Généralement, les défenseurs de la foi voient en Descartes le responsable du rationalisme du XIXe siècle mais s’il a certainement contribué à développer le « culte de la raison » par sa méthode qui fonde la vérité sur la raison seule, nous ne pouvons pas ignorer son anthropologie qui a profondément révolutionné la manière de penser et de vivre au point de s’opposer radicalement au christianisme. Sa doctrine ne peut donc laisser indifférente l’apologétique chrétienne …

L’homme cartésien

L’homme que conçoit Descartes est fait d’un corps et d’une âme, deux substances distinctes l’une de l’autre. Mais le corps est une substance dont l’essence est l’étendue alors que l’âme est une substance dont l’essence est la pensée. Le terme de « substance » désigne une chose qui existe seule. Le corps n’a donc pas besoin d’âme comme il n’est pas essentiel pour l’âme. L’homme est aussi un « compositus ex mente et corpore »[2].

L’âme est désignée par le terme de « mens », qui signifie « esprit ». Elle n’est plus désignée par le terme d’« anima », qui nous ramène au principe de vie. L’âme n’est donc plus définie comme principe de vie. Elle n’est qu’une « chose qui pense », indépendamment du corps. Descartes permet alors de définir le corps vivant sans recourir à un principe extérieur. L’âme n’est que pure pensée. Elle est par conséquent indivisible, « pure substance »[3], incorruptible et donc immortelle. Il en déduit donc que l’animal, qui ne pense pas, n’a pas d’âme.

Descartes réduit aussi le « je » ou le « moi », c’est-à-dire la conscience, à l’âme. Vouloir, sentier, imaginer sont des pensées au même titre que le doute. L’homme est donc une chose qui pense. « Examinant avec attention ce que j‘étais, et voyant que je pouvais feindre que je n’avais aucun corps […], je connus de là que j‘étais une substance dont toute l’essence ou la nature n’est que de penser, et qui pour être n’a besoin d’aucun lieu ni ne dépend d’aucune chose matérielle, en sorte que ce moi, c’est-à-dire l’âme par laquelle je suis ce que je suis, est entièrement distincte du corps, […] et qu’encore qu’il ne fût point elle ne laisserait pas d’être tout ce qu’elle est. »[4]

Qu’est-ce que le corps selon Descartes ?

Si l’âme n’est plus principe de vie, cela signifie que le corps n’a plus besoin de principe extérieur pour expliquer qu’il est vivant.

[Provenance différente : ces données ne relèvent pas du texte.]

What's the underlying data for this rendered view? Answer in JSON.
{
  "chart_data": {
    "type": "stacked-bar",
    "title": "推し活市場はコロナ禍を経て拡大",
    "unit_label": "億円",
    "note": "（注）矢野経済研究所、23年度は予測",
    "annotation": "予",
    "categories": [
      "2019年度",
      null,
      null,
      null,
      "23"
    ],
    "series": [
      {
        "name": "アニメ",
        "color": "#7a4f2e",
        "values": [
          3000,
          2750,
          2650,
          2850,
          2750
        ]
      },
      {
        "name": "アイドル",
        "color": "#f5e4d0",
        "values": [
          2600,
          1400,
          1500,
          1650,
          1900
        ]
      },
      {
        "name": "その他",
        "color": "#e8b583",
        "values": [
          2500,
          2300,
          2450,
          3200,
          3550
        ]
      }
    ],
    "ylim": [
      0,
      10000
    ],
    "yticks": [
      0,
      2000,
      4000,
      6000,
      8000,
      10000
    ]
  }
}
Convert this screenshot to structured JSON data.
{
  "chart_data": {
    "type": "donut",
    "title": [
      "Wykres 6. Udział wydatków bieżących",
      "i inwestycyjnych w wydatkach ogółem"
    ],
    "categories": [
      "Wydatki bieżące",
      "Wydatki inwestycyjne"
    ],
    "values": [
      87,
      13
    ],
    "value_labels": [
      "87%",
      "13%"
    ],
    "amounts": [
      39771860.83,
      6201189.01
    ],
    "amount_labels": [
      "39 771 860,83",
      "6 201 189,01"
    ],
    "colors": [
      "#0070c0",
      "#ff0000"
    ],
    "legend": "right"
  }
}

Il n’est que matière organisée de manière à être vivant comme « une machine qui se remue de lui-même »[5]. Descartes compare alors le corps à un automate, c’est-à-dire à une machine programmée à réaliser des mouvements sans intervention d’un principe extérieur. La seule différence qui existe entre le corps et un automate est son ordonnancement. Celui-ci est en effet plus perfectionné que celui d’une machine en raison de son créateur qui est Dieu. Par conséquent, le corps et une machine ne se diffèrent pas par leur nature mais essentiellement par le mécanisme qui les met en mouvement. Ce n’est finalement qu’une affaire de mécanique.

S’il n’est que matière et donc quantifiable, le corps relève alors uniquement de la physique. Il est une sorte de machine constituée de pièces et de rouages, régie par des lois de mouvement. Ainsi peut-il faire l’objet de démonstration mathématique. « La nature corporelle […] est l’objet de la géométrie »[6].

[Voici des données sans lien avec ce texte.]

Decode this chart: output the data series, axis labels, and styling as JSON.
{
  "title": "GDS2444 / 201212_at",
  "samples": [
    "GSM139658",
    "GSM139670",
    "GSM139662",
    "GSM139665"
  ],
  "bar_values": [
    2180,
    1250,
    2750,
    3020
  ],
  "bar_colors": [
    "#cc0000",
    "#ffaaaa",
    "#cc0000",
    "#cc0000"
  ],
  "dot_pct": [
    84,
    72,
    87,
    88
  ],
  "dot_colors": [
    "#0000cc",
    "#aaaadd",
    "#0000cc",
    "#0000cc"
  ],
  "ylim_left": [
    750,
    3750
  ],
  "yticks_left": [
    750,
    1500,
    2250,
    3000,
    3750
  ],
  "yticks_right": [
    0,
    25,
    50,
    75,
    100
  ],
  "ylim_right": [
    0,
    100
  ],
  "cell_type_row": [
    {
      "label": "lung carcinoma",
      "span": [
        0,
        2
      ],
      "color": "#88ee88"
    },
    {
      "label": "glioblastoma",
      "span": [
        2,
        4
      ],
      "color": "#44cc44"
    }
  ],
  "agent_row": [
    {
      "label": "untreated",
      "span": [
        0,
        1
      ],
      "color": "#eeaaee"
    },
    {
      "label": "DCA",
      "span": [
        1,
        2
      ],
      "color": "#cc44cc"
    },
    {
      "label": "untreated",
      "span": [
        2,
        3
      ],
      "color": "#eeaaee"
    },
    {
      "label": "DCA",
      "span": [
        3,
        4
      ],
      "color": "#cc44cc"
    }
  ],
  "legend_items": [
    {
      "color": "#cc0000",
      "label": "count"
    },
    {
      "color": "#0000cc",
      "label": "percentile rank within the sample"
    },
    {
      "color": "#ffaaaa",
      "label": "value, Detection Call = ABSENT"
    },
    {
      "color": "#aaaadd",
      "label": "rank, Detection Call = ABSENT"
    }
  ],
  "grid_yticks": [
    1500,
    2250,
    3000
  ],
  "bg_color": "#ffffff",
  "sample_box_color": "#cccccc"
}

Pour Descartes, l’âme n’est donc qu’une chose qui pense alors que le corps vivant n’est qu’une simple machine déterminée par sa mécanique interne, une machine identique par nature à tous les autres corps vivants. Descartes conclut donc à une forte distinction entre le corps et l’âme au point que ces deux « substances » sont radicalement de nature opposée.

Interactions entre l’âme et le corps

Pourtant, reprenant la formule scolastique, Descartes affirme à plusieurs reprises que l’âme est « la vraie forme substantielle du corps »[7]. En outre, il pose aussi avec fermeté le fait de l’union de l’âme et du corps. Et cette union est substantielle. Dans sa sixième méditation, il montre « que l’âme de l’homme est réellement distincte du corps, et toutefois qu’elle lui est si étroitement conjointe et unie, qu’elle ne compose que comme une même chose avec lui. »[8] L’unité de l’homme est une donnée d’intuition qui ne peut faire l’objet de doute. Puisque l’âme est unie au corps, ils s’interagissent. Certes, Descartes ne cherche pas à prouver ces interactions mais il en donne des exemples. Son livre sur les passions de l’âme traite des liens qui existent entre l’âme et le corps. C’est dans cet ouvrage qu’il détermine le lieu où elle agit sur le corps, c’est-à-dire la glande pinéale, qui se trouve entre les deux cerveaux.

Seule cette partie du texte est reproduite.